L’IVA come un self service

Lorenzo Quadri, Consigliere nazionale, Lega dei Ticinesi
LUGANO - Il Preventivo federale 2027 torna nelle cifre nere, con un’eccedenza annunciata di 180 milioni di franchi. Una notizia che, in teoria, dovrebbe aprire uno spazio per il consolidamento finanziario e per una riflessione seria sulla spesa pubblica. Invece il segnale che arriva da Berna va nella direzione opposta.
La ministra delle Finanze Karin Keller Sutter ha infatti deciso di accantonare misure di risparmio che erano già state individuate e approvate in via precauzionale.
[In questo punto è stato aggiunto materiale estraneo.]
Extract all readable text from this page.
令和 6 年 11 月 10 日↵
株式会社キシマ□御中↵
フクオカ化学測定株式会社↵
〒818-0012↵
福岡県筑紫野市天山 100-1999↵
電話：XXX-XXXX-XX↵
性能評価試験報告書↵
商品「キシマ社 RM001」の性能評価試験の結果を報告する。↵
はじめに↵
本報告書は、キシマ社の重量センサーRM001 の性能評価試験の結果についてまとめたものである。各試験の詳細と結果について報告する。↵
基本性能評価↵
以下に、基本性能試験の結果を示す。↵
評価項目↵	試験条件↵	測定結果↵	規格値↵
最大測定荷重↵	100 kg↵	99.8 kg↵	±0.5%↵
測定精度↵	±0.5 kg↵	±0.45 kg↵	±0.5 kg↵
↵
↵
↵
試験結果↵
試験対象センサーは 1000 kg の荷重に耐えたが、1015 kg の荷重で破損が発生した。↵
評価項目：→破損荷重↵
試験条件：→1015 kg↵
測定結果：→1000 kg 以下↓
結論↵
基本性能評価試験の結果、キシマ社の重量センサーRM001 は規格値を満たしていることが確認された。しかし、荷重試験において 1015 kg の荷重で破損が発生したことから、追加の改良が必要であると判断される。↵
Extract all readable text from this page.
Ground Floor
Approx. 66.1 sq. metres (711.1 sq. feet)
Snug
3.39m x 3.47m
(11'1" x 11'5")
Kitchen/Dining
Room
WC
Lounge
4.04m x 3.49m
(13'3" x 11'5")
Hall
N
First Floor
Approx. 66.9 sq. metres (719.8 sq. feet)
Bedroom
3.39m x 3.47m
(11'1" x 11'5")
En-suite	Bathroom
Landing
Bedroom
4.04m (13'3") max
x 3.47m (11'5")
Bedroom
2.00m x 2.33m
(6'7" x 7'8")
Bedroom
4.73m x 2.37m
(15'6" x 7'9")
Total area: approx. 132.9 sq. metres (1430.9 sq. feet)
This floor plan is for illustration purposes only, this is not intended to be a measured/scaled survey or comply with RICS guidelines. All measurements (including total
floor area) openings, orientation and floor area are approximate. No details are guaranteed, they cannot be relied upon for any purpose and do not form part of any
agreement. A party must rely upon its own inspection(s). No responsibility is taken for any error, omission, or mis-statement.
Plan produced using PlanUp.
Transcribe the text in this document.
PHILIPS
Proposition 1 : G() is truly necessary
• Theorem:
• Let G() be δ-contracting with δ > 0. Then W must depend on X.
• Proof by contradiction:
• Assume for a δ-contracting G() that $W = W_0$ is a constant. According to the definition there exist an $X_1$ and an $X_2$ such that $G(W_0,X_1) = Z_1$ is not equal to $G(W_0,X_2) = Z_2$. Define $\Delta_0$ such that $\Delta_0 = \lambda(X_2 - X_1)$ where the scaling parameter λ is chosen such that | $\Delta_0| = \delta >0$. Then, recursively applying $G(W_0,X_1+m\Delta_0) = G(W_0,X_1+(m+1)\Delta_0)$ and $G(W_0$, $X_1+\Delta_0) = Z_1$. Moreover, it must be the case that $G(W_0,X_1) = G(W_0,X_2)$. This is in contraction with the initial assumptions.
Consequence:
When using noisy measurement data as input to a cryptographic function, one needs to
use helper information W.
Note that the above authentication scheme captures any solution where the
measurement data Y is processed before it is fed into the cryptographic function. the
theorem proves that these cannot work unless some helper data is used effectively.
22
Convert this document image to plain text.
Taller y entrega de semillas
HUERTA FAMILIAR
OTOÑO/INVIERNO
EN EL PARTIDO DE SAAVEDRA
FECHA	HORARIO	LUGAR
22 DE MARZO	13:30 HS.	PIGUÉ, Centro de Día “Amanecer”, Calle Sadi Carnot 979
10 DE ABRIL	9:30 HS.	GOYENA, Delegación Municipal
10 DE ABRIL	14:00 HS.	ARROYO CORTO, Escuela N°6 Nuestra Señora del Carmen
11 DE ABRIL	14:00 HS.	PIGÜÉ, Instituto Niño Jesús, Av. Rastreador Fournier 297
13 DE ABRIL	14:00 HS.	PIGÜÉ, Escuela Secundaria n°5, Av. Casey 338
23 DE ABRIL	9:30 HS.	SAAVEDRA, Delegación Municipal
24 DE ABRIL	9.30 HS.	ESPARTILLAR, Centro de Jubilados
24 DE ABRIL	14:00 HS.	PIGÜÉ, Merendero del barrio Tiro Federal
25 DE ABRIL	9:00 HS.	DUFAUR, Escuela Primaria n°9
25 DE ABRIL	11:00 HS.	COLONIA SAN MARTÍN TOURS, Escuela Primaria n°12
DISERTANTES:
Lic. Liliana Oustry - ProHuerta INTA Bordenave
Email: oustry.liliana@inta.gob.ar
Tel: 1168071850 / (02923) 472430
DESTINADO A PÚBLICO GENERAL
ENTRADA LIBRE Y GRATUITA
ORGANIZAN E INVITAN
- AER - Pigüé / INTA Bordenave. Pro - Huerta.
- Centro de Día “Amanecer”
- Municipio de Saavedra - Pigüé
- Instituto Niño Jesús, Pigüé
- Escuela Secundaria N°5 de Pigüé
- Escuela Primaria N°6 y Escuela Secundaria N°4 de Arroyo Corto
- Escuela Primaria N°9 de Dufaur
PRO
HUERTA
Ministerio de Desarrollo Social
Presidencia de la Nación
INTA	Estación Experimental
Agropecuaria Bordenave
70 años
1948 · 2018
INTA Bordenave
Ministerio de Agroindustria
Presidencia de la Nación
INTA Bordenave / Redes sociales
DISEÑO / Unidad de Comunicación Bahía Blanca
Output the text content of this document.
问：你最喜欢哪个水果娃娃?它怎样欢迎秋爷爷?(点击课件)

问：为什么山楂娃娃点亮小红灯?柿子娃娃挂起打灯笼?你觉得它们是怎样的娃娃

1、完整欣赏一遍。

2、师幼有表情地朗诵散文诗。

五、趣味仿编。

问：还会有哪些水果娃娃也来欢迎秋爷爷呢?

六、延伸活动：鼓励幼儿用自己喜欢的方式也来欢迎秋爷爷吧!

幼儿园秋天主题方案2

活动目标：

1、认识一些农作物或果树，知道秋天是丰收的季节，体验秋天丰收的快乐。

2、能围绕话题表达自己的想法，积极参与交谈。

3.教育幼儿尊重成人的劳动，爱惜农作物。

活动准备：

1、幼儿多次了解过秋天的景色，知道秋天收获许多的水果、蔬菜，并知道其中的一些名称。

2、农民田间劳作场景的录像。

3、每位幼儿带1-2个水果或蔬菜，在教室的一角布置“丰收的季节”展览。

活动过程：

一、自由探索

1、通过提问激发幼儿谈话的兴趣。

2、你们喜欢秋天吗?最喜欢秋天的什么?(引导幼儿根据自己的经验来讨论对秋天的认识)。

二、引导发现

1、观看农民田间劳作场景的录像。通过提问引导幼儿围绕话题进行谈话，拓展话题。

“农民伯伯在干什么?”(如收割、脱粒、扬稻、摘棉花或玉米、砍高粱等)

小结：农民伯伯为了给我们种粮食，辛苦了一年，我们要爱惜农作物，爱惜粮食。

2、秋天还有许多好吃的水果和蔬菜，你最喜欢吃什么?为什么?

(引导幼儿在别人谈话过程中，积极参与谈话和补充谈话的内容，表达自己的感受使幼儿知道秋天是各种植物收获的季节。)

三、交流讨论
E non si trattava di tagli ai servizi essenziali, bensì di interventi concentrati su ambiti come l’amministrazione federale, alcuni contributi all’estero – inclusa la partecipazione ai programmi di ricerca dell’UE – e le cosiddette spese “debolmente vincolate”. Ovvero quei settori in cui è urgente ridurre le uscite.
Se i margini di risparmio esistono, se sono già stati individuati e ritenuti praticabili fino a ieri, perché diventano improvvisamente inutili non appena i conti migliorano un po’?
Intanto i contribuenti vengono chiamati con sempre più insistenza alla cassa.
Il Parlamento federale, nella sessione estiva da poco conclusa, ha deciso di aumentare in modo permanente l’IVA dello 0,4% per finanziare la tredicesima AVS. La misura dovrà ancora superare lo scoglio della votazione popolare (con doppia maggioranza): non è scontato che cittadini la approveranno.
Ma intanto a Berna già si prepara la prossima mungitura: altro aumento dell’IVA, questa volta per finanziare l’esercito. E qui il ministro della Difesa, il centrista Martin Pfister, si supera (in negativo). Come sappiamo, la proposta iniziale di Pfister per il militare era: 0,8% in più di IVA per 10 anni. Come prevedibile, però, a parte i suoi sodali dell’ex PPD, gli altri partiti politici gli hanno risposto picche. E allora, quale sofisticata alternativa s’inventa Pfister? Aumento dell’IVA dello 0,5%, ma per 12 anni. Se questa non è una presa in giro! È come dire: “Dato che la zuppa non vi piace, vi propongo il pan bagnato”.
L’andazzo è chiaro: davanti a ogni nuova necessità politica, o presunta tale, la prima risposta non è rivedere la spesa esistente, bensì mettere le mani nelle tasche dei contribuenti.
L’IVA, del resto, è uno strumento particolarmente subdolo: non arriva una fattura a fine anno, ma si distribuisce silenziosamente in ogni acquisto quotidiano.
Prima di chiedere nuovi sacrifici ai cittadini, lo Stato dovrebbe dimostrare di avere davvero esaurito tutte le possibilità di razionalizzare ciò che già spende (ed è tantissimo). Invece l’aumento dell’IVA sembra ormai diventato un riflesso condizionato.